AThe CM stops because kinetic energy is converted to heat and sound in the explosion
BThe CM follows a new trajectory determined by the largest fragment's momentum
CThe CM continues along the same parabolic trajectory the intact shell was following, because the explosion forces are internal to the system
DThe CM cannot be tracked after the explosion since the fragments are no longer a single rigid object
The explosion is an internal event — the forces driving the fragments apart are interactions between parts of the system, so they cancel when computing net external force. The only external force acting is gravity, which was already determining the parabolic trajectory of the intact shell. After the explosion, gravity acts on each fragment, and the net external force on the system is still just the total weight M·g downward. So F_net = M·a_cm is unchanged, and the CM parabola continues exactly as before. This is one of the most elegant applications of CM dynamics.
Question 3 True / False
The center of mass of a solid object should usually be located at a point inside the object where there is physical material.
TTrue
FFalse
Answer: False
For objects with holes or curved geometry, the CM can lie outside the physical material. The classic example is a ring: its CM is at the geometric center of the ring, where there is no material at all. Similarly, a hollow spherical shell has its CM at its center (empty space). The CM is a mathematical weighted average of mass distribution, not a physical point of the object. This matters for dynamics: a spinning ring rotates around its geometric center (the CM in free space), even though no part of the ring is actually there.
Question 4 True / False
If the net external force on a system of particles is zero, the center of mass moves at constant velocity — which is equivalent to conservation of total momentum.
TTrue
FFalse
Answer: True
F_net = M·a_cm, so if F_net = 0 then a_cm = 0, meaning the CM moves at constant velocity v_cm. Total momentum is p_total = M·v_cm, so constant v_cm means constant p_total. These are two ways of expressing the same physical fact: with no external forces, the total momentum of the system is conserved. This is why CM dynamics and momentum conservation are not separate principles — they are the same principle viewed from different angles.
Question 5 Short Answer
Why do internal forces between parts of a system not affect the center of mass's acceleration, even when those internal forces are very large?

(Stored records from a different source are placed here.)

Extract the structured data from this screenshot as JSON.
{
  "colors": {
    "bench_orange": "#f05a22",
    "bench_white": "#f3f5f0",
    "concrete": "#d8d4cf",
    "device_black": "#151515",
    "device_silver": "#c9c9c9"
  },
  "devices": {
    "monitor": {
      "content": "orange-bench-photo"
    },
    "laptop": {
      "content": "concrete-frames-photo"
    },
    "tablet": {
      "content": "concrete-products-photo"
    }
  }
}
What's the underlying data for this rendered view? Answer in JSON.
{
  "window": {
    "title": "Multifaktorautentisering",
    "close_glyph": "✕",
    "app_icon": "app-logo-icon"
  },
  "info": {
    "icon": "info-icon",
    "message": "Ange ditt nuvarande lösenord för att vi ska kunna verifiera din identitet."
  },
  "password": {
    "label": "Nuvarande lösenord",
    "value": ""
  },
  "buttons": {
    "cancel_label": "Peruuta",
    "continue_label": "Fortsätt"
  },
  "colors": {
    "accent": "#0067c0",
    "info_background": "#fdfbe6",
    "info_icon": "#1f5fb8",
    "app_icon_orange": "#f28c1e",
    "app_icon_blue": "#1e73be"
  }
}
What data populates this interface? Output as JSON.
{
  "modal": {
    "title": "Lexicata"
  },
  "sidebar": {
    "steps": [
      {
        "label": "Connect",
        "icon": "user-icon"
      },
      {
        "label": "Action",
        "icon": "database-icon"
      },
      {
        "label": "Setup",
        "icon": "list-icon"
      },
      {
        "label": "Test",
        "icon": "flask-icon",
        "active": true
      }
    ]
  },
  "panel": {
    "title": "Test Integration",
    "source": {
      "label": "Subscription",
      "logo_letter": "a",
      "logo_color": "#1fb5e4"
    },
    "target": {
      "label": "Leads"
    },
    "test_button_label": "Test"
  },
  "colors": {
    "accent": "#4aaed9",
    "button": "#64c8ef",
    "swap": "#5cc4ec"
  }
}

Think about your answer, then reveal below.
Model answer: By Newton's third law, every internal force has an equal and opposite reaction within the system. If particle A exerts force F on particle B, then B exerts −F on A. When you sum all forces across all particles to find the net force on the system, every action-reaction pair cancels exactly. What remains is only the sum of external forces — forces exerted on the system by the outside world. So F_net(external) = M·a_cm, and the CM responds only to external influences, regardless of how large the internal forces are.

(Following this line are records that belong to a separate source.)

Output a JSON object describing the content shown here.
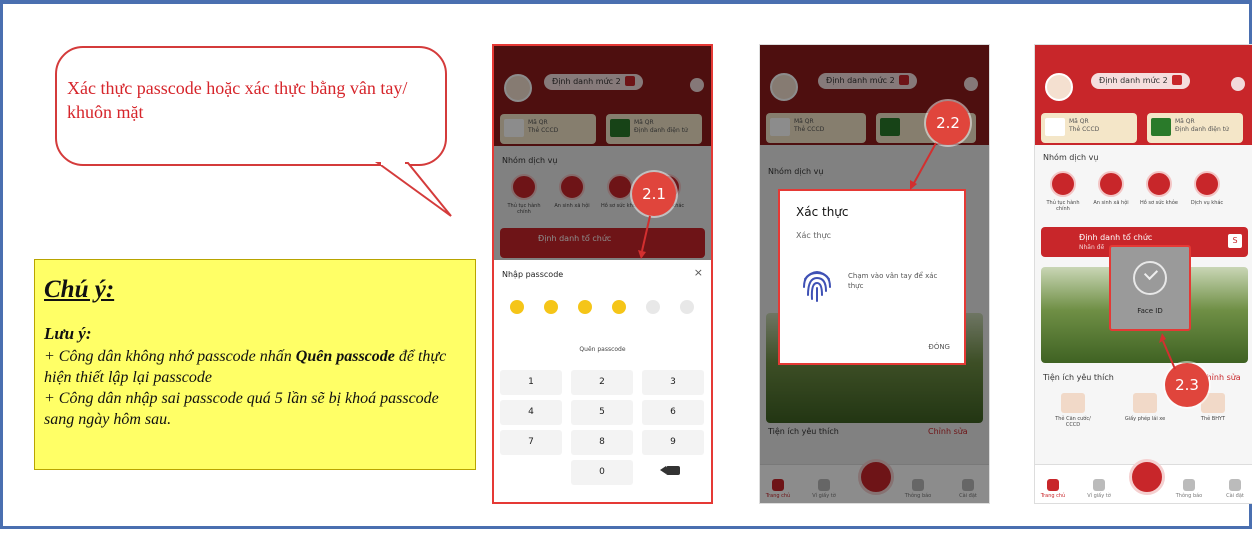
{
  "callout": {
    "text": "Xác thực passcode hoặc xác thực bằng vân tay/ khuôn mặt"
  },
  "note": {
    "title": "Chú ý:",
    "subtitle": "Lưu ý:",
    "line1_before": "+ Công dân không nhớ passcode nhấn ",
    "line1_bold": "Quên passcode",
    "line1_after": " để thực hiện thiết lập lại passcode",
    "line2": "+ Công dân nhập sai passcode quá 5 lần sẽ bị khoá passcode sang ngày hôm sau."
  },
  "steps": {
    "s1": "2.1",
    "s2": "2.2",
    "s3": "2.3"
  },
  "app": {
    "level_label": "Định danh mức 2",
    "card_qr_title": "Mã QR",
    "card_qr_sub": "Thẻ CCCD",
    "card_id_title": "Mã QR",
    "card_id_sub": "Định danh điện tử",
    "services_title": "Nhóm dịch vụ",
    "services": [
      {
        "label": "Thủ tục hành chính"
      },
      {
        "label": "An sinh xã hội"
      },
      {
        "label": "Hồ sơ sức khỏe"
      },
      {
        "label": "Dịch vụ khác"
      }
    ],
    "org_banner": "Định danh tổ chức",
    "org_banner_sub": "Nhấn để",
    "org_badge": "S",
    "fav_title": "Tiện ích yêu thích",
    "fav_edit": "Chỉnh sửa",
    "favs": [
      {
        "label": "Thẻ Căn cước/ CCCD"
      },
      {
        "label": "Giấy phép lái xe"
      },
      {
        "label": "Thẻ BHYT"
      }
    ],
    "nav": [
      {
        "label": "Trang chủ"
      },
      {
        "label": "Ví giấy tờ"
      },
      {
        "label": "Thông báo"
      },
      {
        "label": "Cài đặt"
      }
    ]
  },
  "passcode": {
    "title": "Nhập passcode",
    "close": "×",
    "filled": 4,
    "total": 6,
    "forgot": "Quên passcode",
    "keys": [
      "1",
      "2",
      "3",
      "4",
      "5",
      "6",
      "7",
      "8",
      "9",
      "",
      "0",
      "del"
    ]
  },
  "auth_dialog": {
    "title": "Xác thực",
    "subtitle": "Xác thực",
    "hint": "Chạm vào vân tay để xác thực",
    "close": "ĐÓNG"
  },
  "faceid": {
    "label": "Face ID"
  }
}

This is what makes the CM such a powerful simplification. A baseball's molecular bonds exert enormous forces on each other internally, yet none of that affects the CM trajectory. An exploding bomb has massive internal forces, yet the CM continues its original path. The CM 'ignores' all internal complexity and responds only to what the outside world does. This is why you can treat complex objects as point masses for translational dynamics.